Now obviously Simon Wren-Lewis thinks that running far and away the largest and most sustained stimulus, via enormous structural deficits year after year, was not enough. And he’s entitled to his opinion on that. But let’s be clear: those huge and sustained structural deficits which he thinks should have been even larger are nothing whatever to do with ‘automatic stabilisers’. The ‘myth’ around here is the one he’s attempting to spread.

Member of Advisory Council

Dr Andrew Lilico is a Fellow of the Institute of Economic Affairs and Chairman of the IEA/Sunday Times Monetary Policy Committee.  Andrew also acts as Executive Director and Principal of Europe Economics.  He is a frequent contributor in the UK and international media on economic and financial matters, appearing on programmes such as Newsnight, the Today Programme, Sky News, CNBC and Bloomberg. Andrew received his first degree from St. John’s College, Oxford, and his PhD from University College, London, where he also lectured in macroeconomics and in monetary theory.  

3 thoughts on “Would any amount of government borrowing count as ‘enough’ for Simon Wren-Lewis?”

  1. Posted 21/04/2015 at 20:08 | Permalink

    Its a shame you do not bother to read footnotes. Footnote (2) says “If the financial crisis had permanently lowered UK GDP, or the tax potential of GDP, then that would also imply the need to reduce government spending at some point. But, as most economists agree, you do that when monetary policy can offset the impact of these cuts on demand. You do not choose to undertake austerity when short term interest rates cannot fall any further.”

  2. Posted 22/04/2015 at 08:28 | Permalink

    Ah.
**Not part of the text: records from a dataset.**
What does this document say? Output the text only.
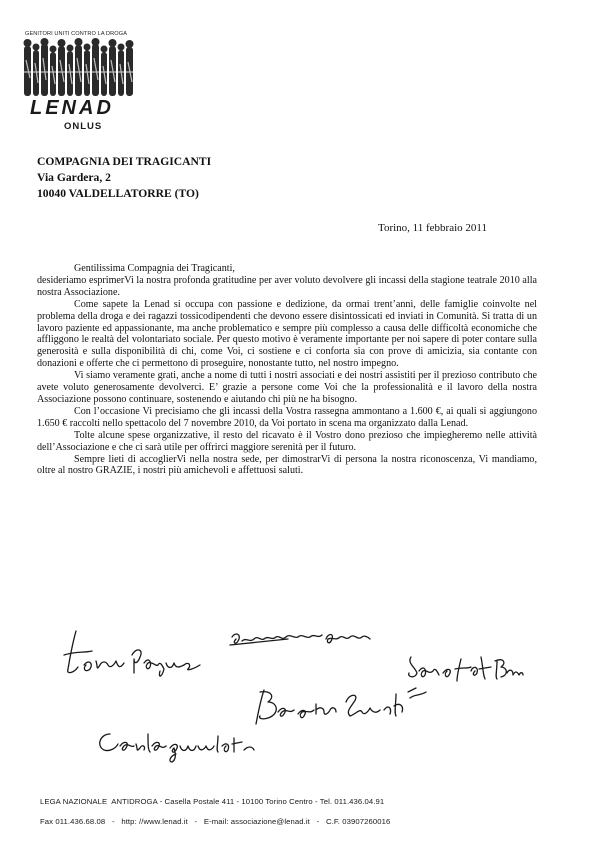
GENITORI UNITI CONTRO LA DROGA
LENAD
ONLUS
COMPAGNIA DEI TRAGICANTI
Via Gardera, 2
10040 VALDELLATORRE (TO)
Torino, 11 febbraio 2011

Gentilissima Compagnia dei Tragicanti,

desideriamo esprimerVi la nostra profonda gratitudine per aver voluto devolvere gli incassi della stagione teatrale 2010 alla nostra Associazione.

Come sapete la Lenad si occupa con passione e dedizione, da ormai trent’anni, delle famiglie coinvolte nel problema della droga e dei ragazzi tossicodipendenti che devono essere disintossicati ed inviati in Comunità. Si tratta di un lavoro paziente ed appassionante, ma anche problematico e sempre più complesso a causa delle difficoltà economiche che affliggono le realtà del volontariato sociale. Per questo motivo è veramente importante per noi sapere di poter contare sulla generosità e sulla disponibilità di chi, come Voi, ci sostiene e ci conforta sia con prove di amicizia, sia contante con donazioni e offerte che ci permettono di proseguire, nonostante tutto, nel nostro impegno.

Vi siamo veramente grati, anche a nome di tutti i nostri associati e dei nostri assistiti per il prezioso contributo che avete voluto generosamente devolverci. E’ grazie a persone come Voi che la professionalità e il lavoro della nostra Associazione possono continuare, sostenendo e aiutando chi più ne ha bisogno.

Con l’occasione Vi precisiamo che gli incassi della Vostra rassegna ammontano a 1.600 €, ai quali si aggiungono 1.650 € raccolti nello spettacolo del 7 novembre 2010, da Voi portato in scena ma organizzato dalla Lenad.

Tolte alcune spese organizzative, il resto del ricavato è il Vostro dono prezioso che impiegheremo nelle attività dell’Associazione e che ci sarà utile per offrirci maggiore serenità per il futuro.

Sempre lieti di accoglierVi nella nostra sede, per dimostrarVi di persona la nostra riconoscenza, Vi mandiamo, oltre al nostro GRAZIE, i nostri più amichevoli e affettuosi saluti.

LEGA NAZIONALE  ANTIDROGA - Casella Postale 411 - 10100 Torino Centro - Tel. 011.436.04.91
Fax 011.436.68.08   -   http: //www.lenad.it   -   E-mail: associazione@lenad.it   -   C.F. 03907260016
So when you said: “the government’s budget deficit…was particularly high in 2010 because this recession was particularly deep” what you actually meant was: “The size of the government’s deficit in 2010 was, overwhelmingly, not because GDP fell or because GDP was below potential, and was thus nothing to do with automatic stabilisers.”

    All clear now.

  3. Posted 22/04/2015 at 16:52 | Permalink

    No, what I meant was “the government’s budget deficit…was particularly high in 2010 because this recession was particularly deep”, and not because of any Labour profligacy or irresponsibility. What makes the last recession unusual (unique?) is the widespread view that it involves a permanent downward shift in productive potential. If that is true, you then have to decide when is a good time to reduce the structural deficit, and that is when the point about the lower bound for nominal interest rates comes in, which you have ignored.